Friedgen gets what he deserved: a win in Terrapin finale


Normally, I couldn’t have cared less who came out on the winning side of a late-December bowl game featuring schools from the ACC and Conference USA.  During the course of today’s Military Bowl, though, I found myself actively rooting for Maryland for what was, I believe, the first time in my adult life.

Specifically, I was cheering like hell for the Terps to send Ralph Friedgen off into the football sunset with a win because, simply put, the man deserved to go out like that.  Not just for what he’s accomplished in his decade at the school, but for the sketchy backroom machinations used by the university to ungracefully push him out the door.

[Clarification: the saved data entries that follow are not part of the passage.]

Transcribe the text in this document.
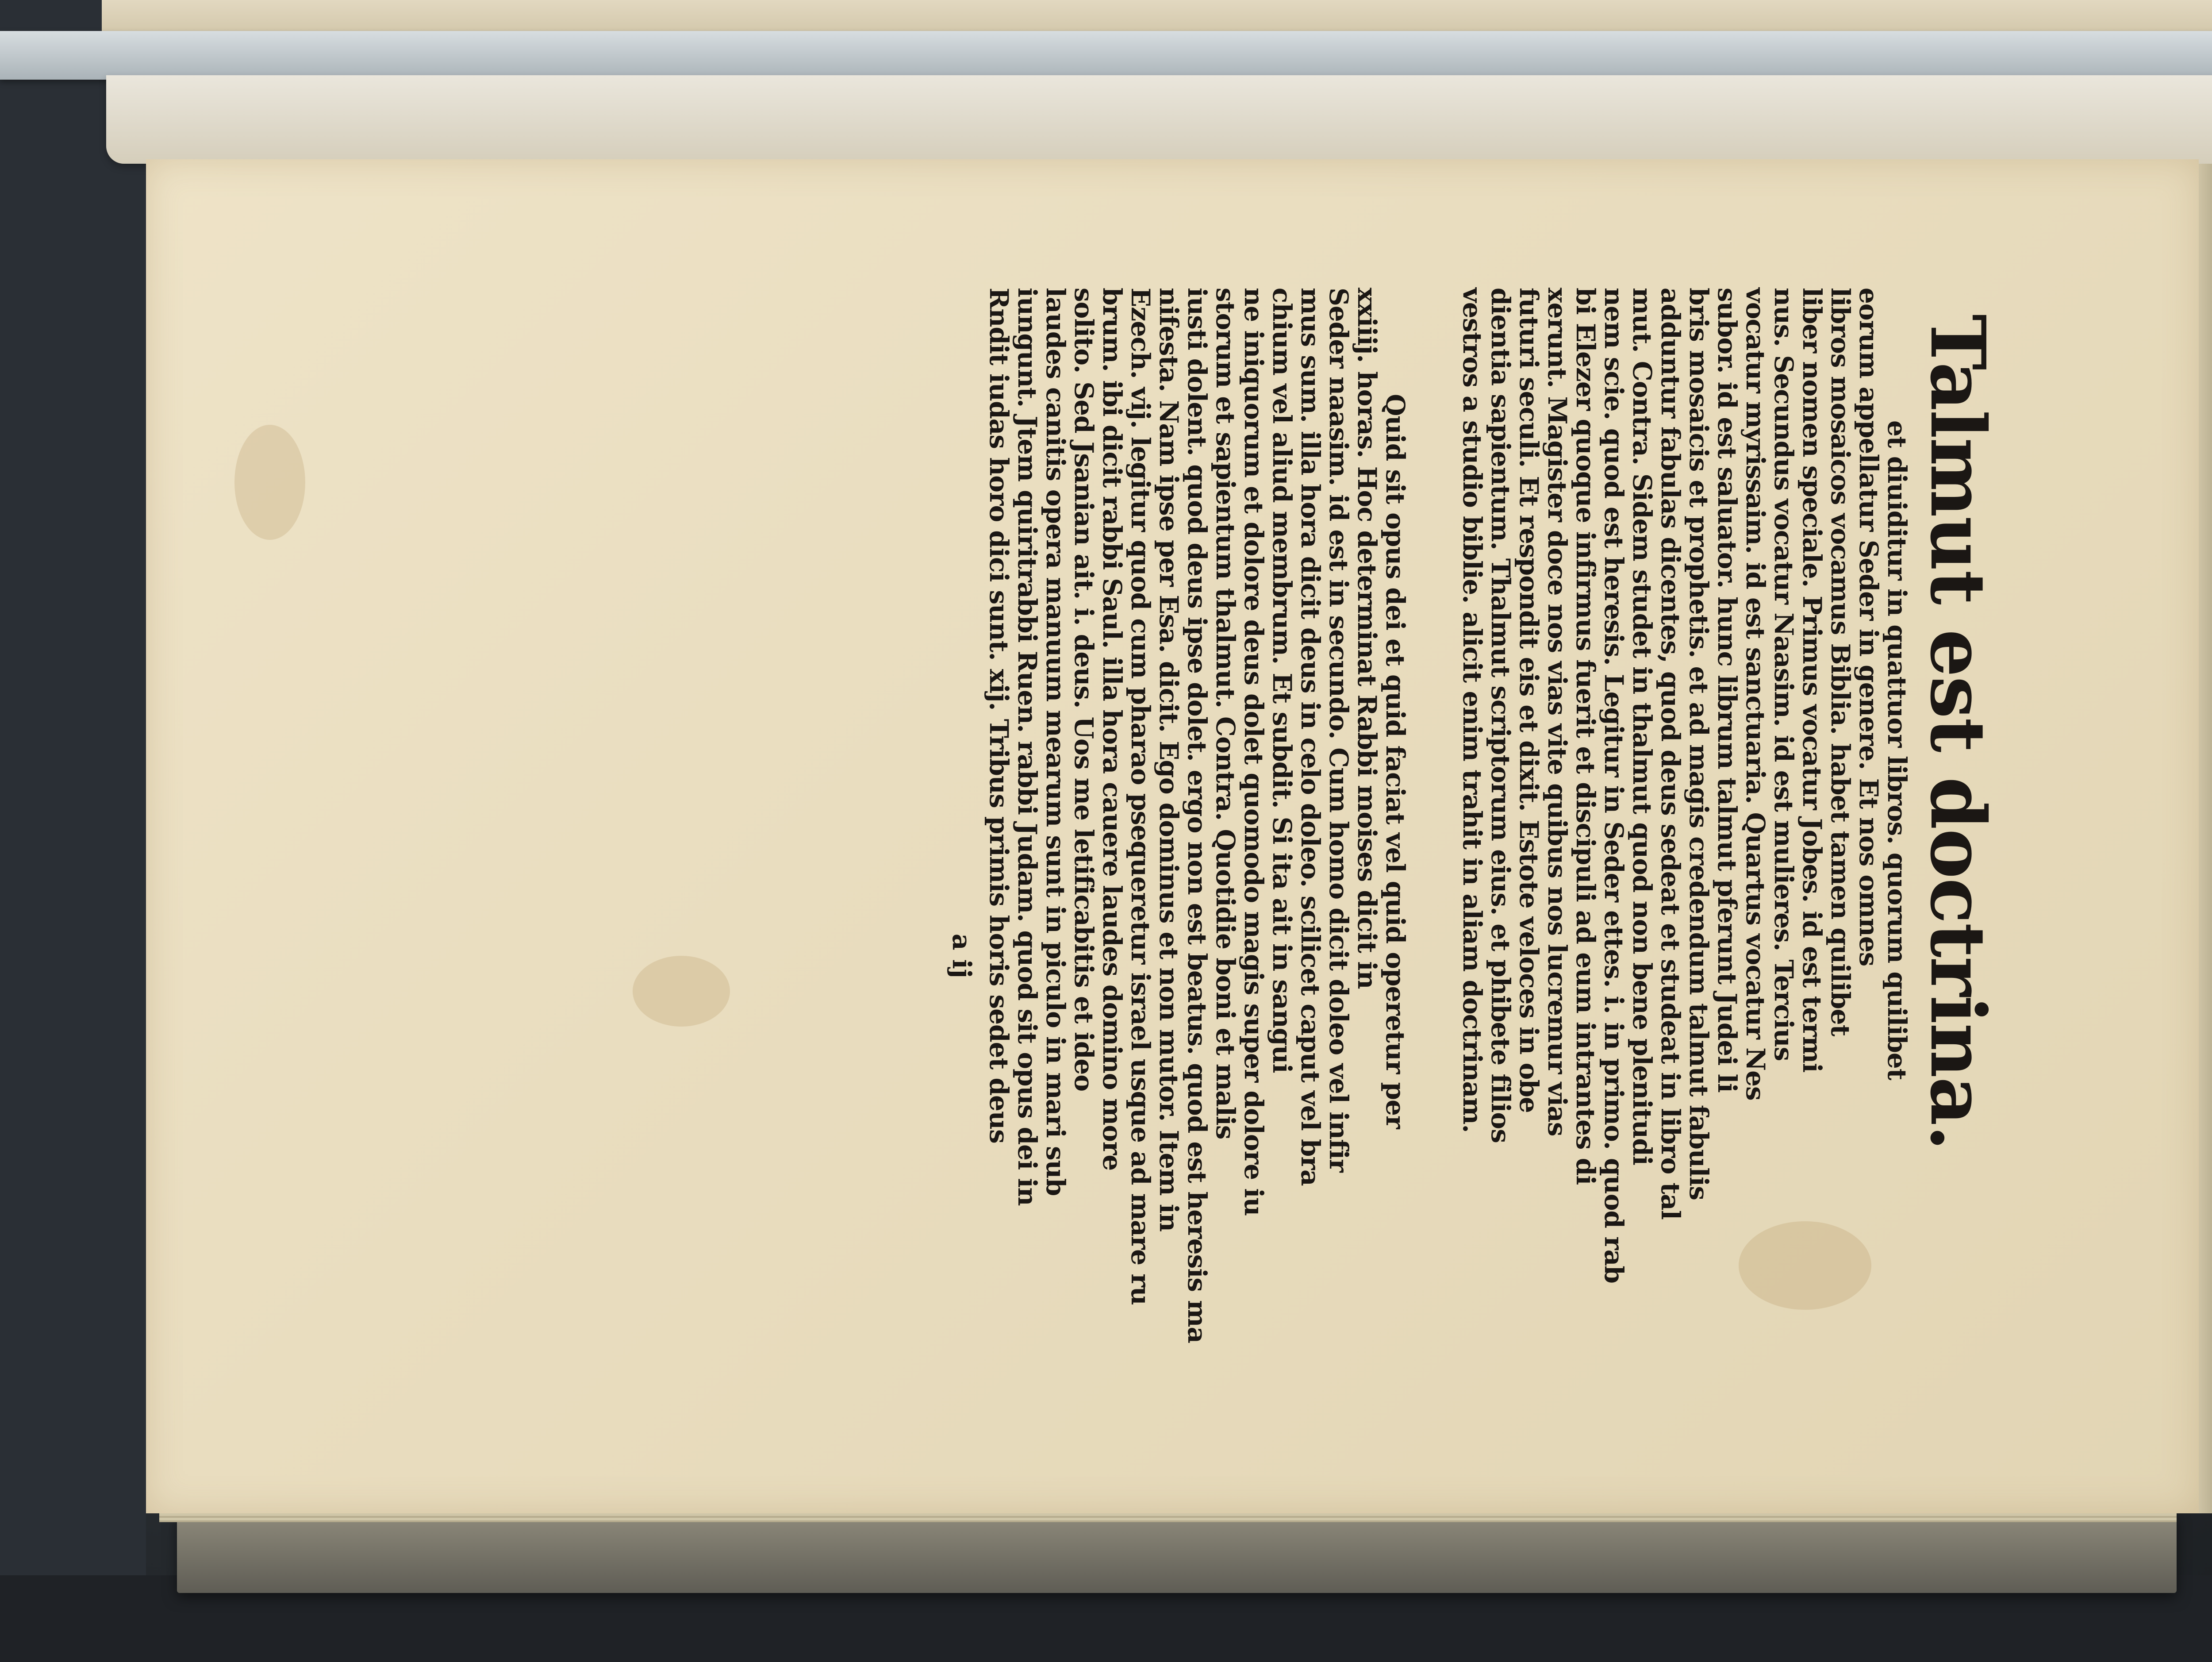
Talmut est doctrina.
et diuiditur in quattuor libros. quorum quilibet
eorum appellatur Seder in genere. Et nos omnes
libros mosaicos vocamus Biblia. habet tamen quilibet
liber nomen speciale. Primus vocatur Jobes. id est termi
nus. Secundus vocatur Naasim. id est mulieres. Tercius
vocatur myrissaim. id est sanctuaria. Quartus vocatur Nes
subor. id est saluator. hunc librum talmut pferunt Judei li
bris mosaicis et prophetis. et ad magis credendum talmut fabulis
adduntur fabulas dicentes, quod deus sedeat et studeat in libro tal
mut. Contra. Sidem studet in thalmut quod non bene plenitudi
nem scie. quod est heresis. Legitur in Seder ettes. i. in primo. quod rab
bi Elezer quoque infirmus fuerit et discipuli ad eum intrantes di
xerunt. Magister doce nos vias vite quibus nos lucremur vias
futuri seculi. Et respondit eis et dixit. Estote veloces in obe
dientia sapientum. Thalmut scriptorum eius. et phibete filios
vestros a studio biblie. alicit enim trahit in aliam doctrinam.
Quid sit opus dei et quid faciat vel quid operetur per
xxiiij. horas. Hoc determinat Rabbi moises dicit in
Seder naasim. id est in secundo. Cum homo dicit doleo vel infir
mus sum. illa hora dicit deus in celo doleo. scilicet caput vel bra
chium vel aliud membrum. Et subdit. Si ita ait in sangui
ne iniquorum et dolore deus dolet quomodo magis super dolore iu
storum et sapientum thalmut. Contra. Quotidie boni et malis
iusti dolent. quod deus ipse dolet. ergo non est beatus. quod est heresis ma
nifesta. Nam ipse per Esa. dicit. Ego dominus et non mutor. Item in
Ezech. vij. legitur quod cum pharao psequeretur israel usque ad mare ru
brum. ibi dicit rabbi Saul. illa hora cauere laudes domino more
solito. Sed Jsanian ait. i. deus. Uos me letificabitis et ideo
laudes canitis opera manuum mearum sunt in piculo in mari sub
iungunt. Jtem quiritrabbi Ruen. rabbi Judam. quod sit opus dei in
Rndit iudas horo dici sunt. xij. Tribus primis horis sedet deus
a ij
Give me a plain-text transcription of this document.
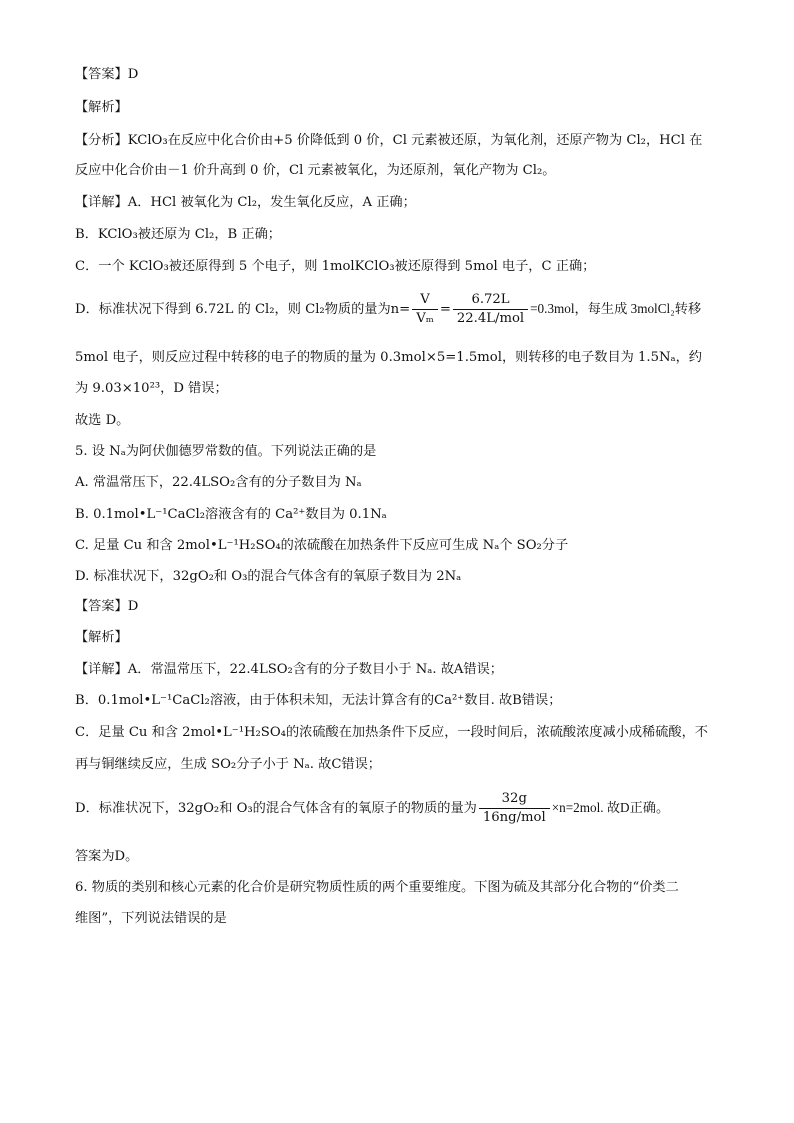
【答案】D
【解析】
【分析】KClO₃在反应中化合价由+5 价降低到 0 价，Cl 元素被还原，为氧化剂，还原产物为 Cl₂，HCl 在
反应中化合价由－1 价升高到 0 价，Cl 元素被氧化，为还原剂，氧化产物为 Cl₂。
【详解】A．HCl 被氧化为 Cl₂，发生氧化反应，A 正确；
B．KClO₃被还原为 Cl₂，B 正确；
C．一个 KClO₃被还原得到 5 个电子，则 1molKClO₃被还原得到 5mol 电子，C 正确；
D．标准状况下得到 6.72L 的 Cl₂，则 Cl₂物质的量为$n= \frac{V}{\text{Vₘ}} = \frac{6.72L}{\text{22.4L/mol}} =0.3mol$，每生成 3molCl₂转移
5mol 电子，则反应过程中转移的电子的物质的量为 0.3mol×5=1.5mol，则转移的电子数目为 1.5Nₐ，约
为 9.03×10²³，D 错误；
故选 D。
5. 设 Nₐ为阿伏伽德罗常数的值。下列说法正确的是
A. 常温常压下，22.4LSO₂含有的分子数目为 Nₐ
B. 0.1mol•L⁻¹CaCl₂溶液含有的 Ca²⁺数目为 0.1Nₐ
C. 足量 Cu 和含 2mol•L⁻¹H₂SO₄的浓硫酸在加热条件下反应可生成 Nₐ个 SO₂分子
D. 标准状况下，32gO₂和 O₃的混合气体含有的氧原子数目为 2Nₐ
【答案】D
【解析】
【详解】A．常温常压下，22.4LSO₂含有的分子数目小于 Nₐ. 故A错误；
B．0.1mol•L⁻¹CaCl₂溶液，由于体积未知，无法计算含有的Ca²⁺数目. 故B错误；
C．足量 Cu 和含 2mol•L⁻¹H₂SO₄的浓硫酸在加热条件下反应，一段时间后，浓硫酸浓度减小成稀硫酸，不
再与铜继续反应，生成 SO₂分子小于 Nₐ. 故C错误；
D．标准状况下，32gO₂和 O₃的混合气体含有的氧原子的物质的量为 $\frac{32g}{\text{16ng/mol}} \times n=2mol$. 故D正确。
答案为D。
6. 物质的类别和核心元素的化合价是研究物质性质的两个重要维度。下图为硫及其部分化合物的“价类二
维图”，下列说法错误的是
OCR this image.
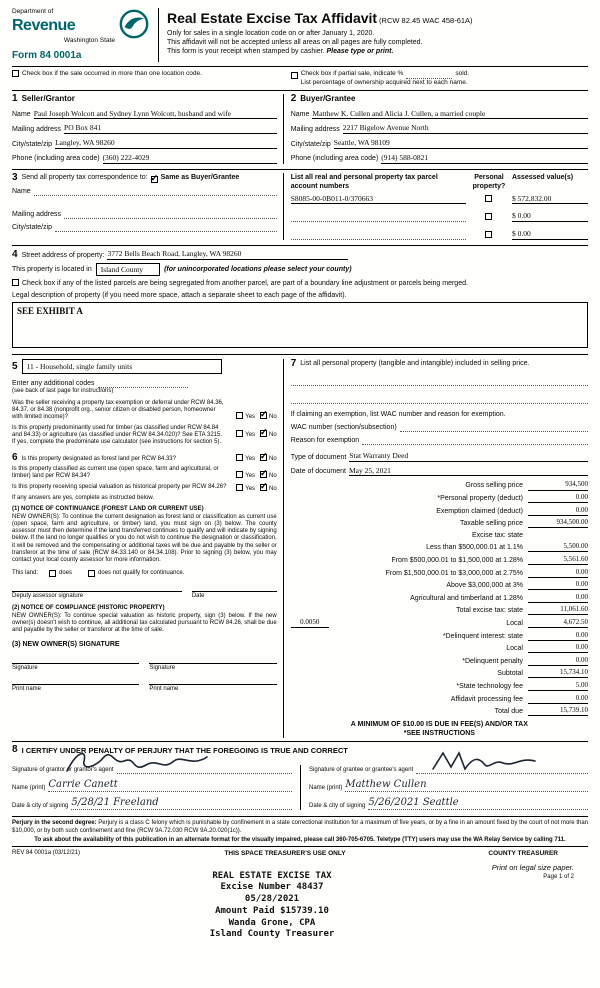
Department of
Revenue
Washington State
Form 84 0001a
Real Estate Excise Tax Affidavit (RCW 82.45 WAC 458-61A)
Only for sales in a single location code on or after January 1, 2020.
This affidavit will not be accepted unless all areas on all pages are fully completed.
This form is your receipt when stamped by cashier. Please type or print.
Check box if the sale occurred in more than one location code.	Check box if partial sale, indicate %	sold.
List percentage of ownership acquired next to each name.
1 Seller/Grantor
Name Paul Joseph Wolcott and Sydney Lynn Wolcott, husband and wife
Mailing address PO Box 841
City/state/zip Langley, WA 98260
Phone (including area code) (360) 222-4029
2 Buyer/Grantee
Name Matthew K. Cullen and Alicia J. Cullen, a married couple
Mailing address 2217 Bigelow Avenue North
City/state/zip Seattle, WA 98109
Phone (including area code) (914) 588-0821
3 Send all property tax correspondence to: ✓ Same as Buyer/Grantee
Name
Mailing address
City/state/zip
List all real and personal property tax parcel account numbers
Personal property?
Assessed value(s)
S8085-00-0B011-0/370663	$ 572,832.00
$ 0.00
$ 0.00
4 Street address of property: 3772 Bells Beach Road, Langley, WA 98260
This property is located in	Island County	(for unincorporated locations please select your county)
Check box if any of the listed parcels are being segregated from another parcel, are part of a boundary line adjustment or parcels being merged.
Legal description of property (if you need more space, attach a separate sheet to each page of the affidavit).
SEE EXHIBIT A
5	11 - Household, single family units
Enter any additional codes
(see back of last page for instructions)
Was the seller receiving a property tax exemption or deferral under RCW 84.36, 84.37, or 84.38 (nonprofit org., senior citizen or disabled person, homeowner with limited income)?	Yes ✓ No
Is this property predominantly used for timber (as classified under RCW 84.84 and 84.33) or agriculture (as classified under RCW 84.34.020)? See ETA 3215.	Yes ✓ No
If yes, complete the predominate use calculator (see instructions for section 5).
6 Is this property designated as forest land per RCW 84.33?	Yes ✓ No
Is this property classified as current use (open space, farm and agricultural, or timber) land per RCW 84.34?	Yes ✓ No
Is this property receiving special valuation as historical property per RCW 84.26?	Yes ✓ No
If any answers are yes, complete as instructed below.
(1) NOTICE OF CONTINUANCE (FOREST LAND OR CURRENT USE)
NEW OWNER(S): To continue the current designation as forest land or classification as current use (open space, farm and agriculture, or timber) land, you must sign on (3) below. The county assessor must then determine if the land transferred continues to qualify and will indicate by signing below. If the land no longer qualifies or you do not wish to continue the designation or classification, it will be removed and the compensating or additional taxes will be due and payable by the seller or transferor at the time of sale (RCW 84.33.140 or 84.34.108). Prior to signing (3) below, you may contact your local county assessor for more information.
This land:	does	does not qualify for continuance.
Deputy assessor signature	Date
(2) NOTICE OF COMPLIANCE (HISTORIC PROPERTY)
NEW OWNER(S): To continue special valuation as historic property, sign (3) below. If the new owner(s) doesn't wish to continue, all additional tax calculated pursuant to RCW 84.26, shall be due and payable by the seller or transferor at the time of sale.
(3) NEW OWNER(S) SIGNATURE
Signature	Signature
Print name	Print name
7 List all personal property (tangible and intangible) included in selling price.
If claiming an exemption, list WAC number and reason for exemption.
WAC number (section/subsection)
Reason for exemption
Type of document Stat Warranty Deed
Date of document May 25, 2021
Gross selling price	934,500
*Personal property (deduct)	0.00
Exemption claimed (deduct)	0.00
Taxable selling price	934,500.00
Excise tax: state
Less than $500,000.01 at 1.1%	5,500.00
From $500,000.01 to $1,500,000 at 1.28%	5,561.60
From $1,500,000.01 to $3,000,000 at 2.75%	0.00
Above $3,000,000 at 3%	0.00
Agricultural and timberland at 1.28%	0.00
Total excise tax: state	11,061.60
0.0050	Local	4,672.50
*Delinquent interest: state	0.00
Local	0.00
*Delinquent penalty	0.00
Subtotal	15,734.10
*State technology fee	5.00
Affidavit processing fee	0.00
Total due	15,739.10
A MINIMUM OF $10.00 IS DUE IN FEE(S) AND/OR TAX
*SEE INSTRUCTIONS
8 I CERTIFY UNDER PENALTY OF PERJURY THAT THE FOREGOING IS TRUE AND CORRECT
Signature of grantor or grantor's agent
Name (print) Carrie Canett
Date & city of signing 5/28/21 Freeland
Signature of grantee or grantee's agent
Name (print) Matthew Cullen
Date & city of signing 5/26/2021 Seattle
Perjury in the second degree: Perjury is a class C felony which is punishable by confinement in a state correctional institution for a maximum of five years, or by a fine in an amount fixed by the court of not more than $10,000, or by both such confinement and fine (RCW 9A.72.030 RCW 9A.20.020(1c)).
To ask about the availability of this publication in an alternate format for the visually impaired, please call 360-705-6705. Teletype (TTY) users may use the WA Relay Service by calling 711.
REV 84 0001a (03/12/21)	THIS SPACE TREASURER'S USE ONLY	COUNTY TREASURER
Print on legal size paper.
Page 1 of 2
REAL ESTATE EXCISE TAX
Excise Number 48437
05/28/2021
Amount Paid $15739.10
Wanda Grone, CPA
Island County Treasurer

An emotional last couple of weeks for Friedgen, especially in the run-up to the bowl game, came to an end in a very fitting and deserving final act for the coach as his Terrapins carried him off the field — metaphorically speaking; ya know, the whole laws-of-physics thing and defying it — and into at least a temporary retirement with a 51-20 romp over East Carolina.  There was some concern ahead of the Military Bowl as to how Friedgen’s players would react to their coach’s final game, but those fears were allayed early and often as the Terps dominated the Pirates in every aspect of the rout.

At least as far as the Maryland chapter of his career is concerned, it’s over.  But, for an institution many apply the label of “basketball school” to, it was one helluva run by just about any measure imaginable.  Friedgen finishes with a 5-2 record in bowl games and his final W/L mark will read 75-50, a .600 winning percentage.  To put those numbers into their proper perspective, Maryland was 60-103-1 and played in a total of one bowl game in the 15 years prior to Friedgen’s arrival.

It may have been time for him to go — albeit with a little more class and dignity on the part of the administration — but there’s no doubting that Friedgen left the football program he was once a part of as a player in much better shape than when he first took it over.  That’s a helluva legacy to leave behind at your alma mater, even as the departure could’ve been a little more palatable for all involved.

Earlier this month, and after receiving a very public vote of confidence from his boss, it appeared this game would serve as a launching pad for the 2011 season.  Instead, it closed the book on what was by Maryland standards a wildly successful run in College Park for Friedgen.

At least, though, he goes out with a sliver of happiness written into what was otherwise a bittersweet ending to his 10-year tenure.